The Nigerian Tourism Development Corporation (NTDC) is an agency of the Nigerian state, and specifically the Ministry of Culture, Tourism, and National Orientation, responsible for the overall development of the country's tourism.

==History==
In 1962, the Nigerian Tourist Association was established, without regulatory authorities. In 1976, the Supreme Military Council ruling the country issued Decree No. 54 that created the Nigeria Tourism Board, the country’s first tourism regulatory body.

The Nigerian Tourism Development Corporation was established in 1992 by Decree No. 81.

The National Council on Commerce and Tourism was also created and entrusted with the coordination of the planning and development of tourism. The Minister of Commerce and Tourism chaired the council, in which state commissioners for commerce and tourism, representatives of travel agents, hoteliers and catering associations, tour operators, and various airlines were represented.

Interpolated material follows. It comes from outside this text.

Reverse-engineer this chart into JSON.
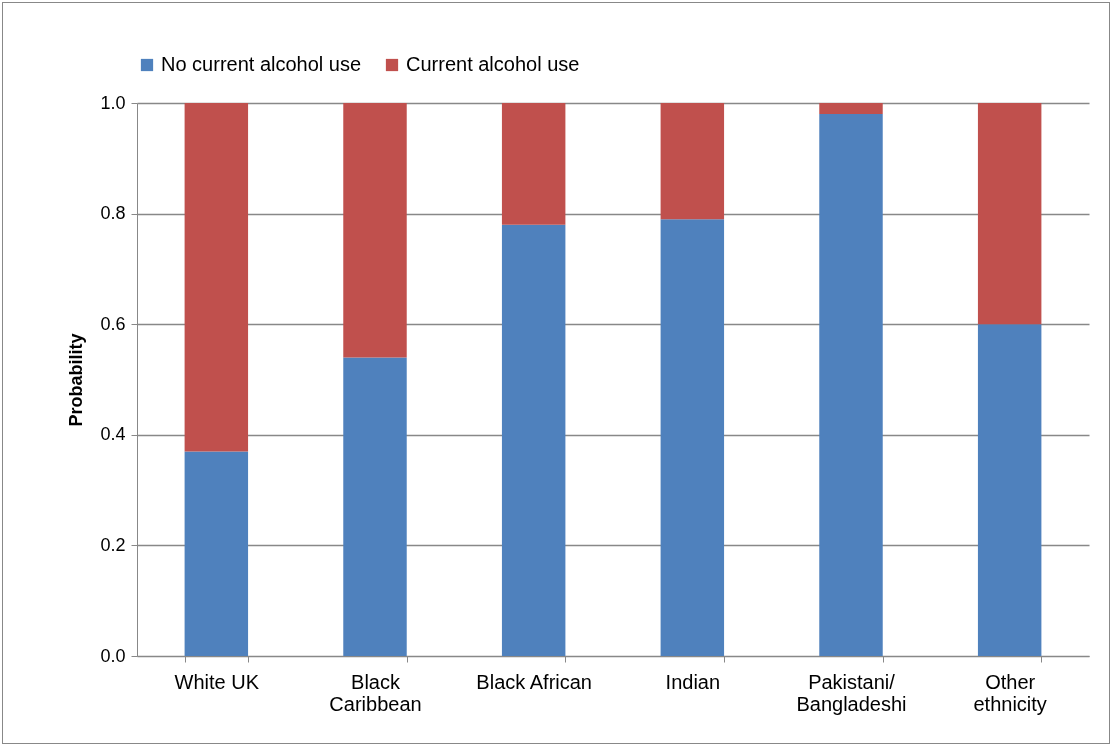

After the country's transition to civil government, in 1999, the new Constitution limited the regulatory power of the federal government “to tourist traffic alone.”

In 2017, the Nigerian Senate voted to amend the 1992 Act, in renaming the agency as the Nigerian Tourism Development Authority and, among other things, allow it to set up a tour operating company, named National Travel Bureau, that would offer services within and outside Nigeria. The act places the tour operator under "private-sector principles" in the sense that it "shall ensure that the revenue accruing to the Bureau from services provided by the Bureau are not less than sufficient to meet the total cost of providing these services."

==Structure==
The department has zonal offices at Bauchi, Calabar, Kano, Lagos, Lokoja and Jos, each headed by a zonal coordinator.

Sally Uwechue-Mbanefo was Director General until she was dismissed in November 2016. After three persons held the post in an "acting" capacity, Folorunsho Coker was appointed Director General in March 2017.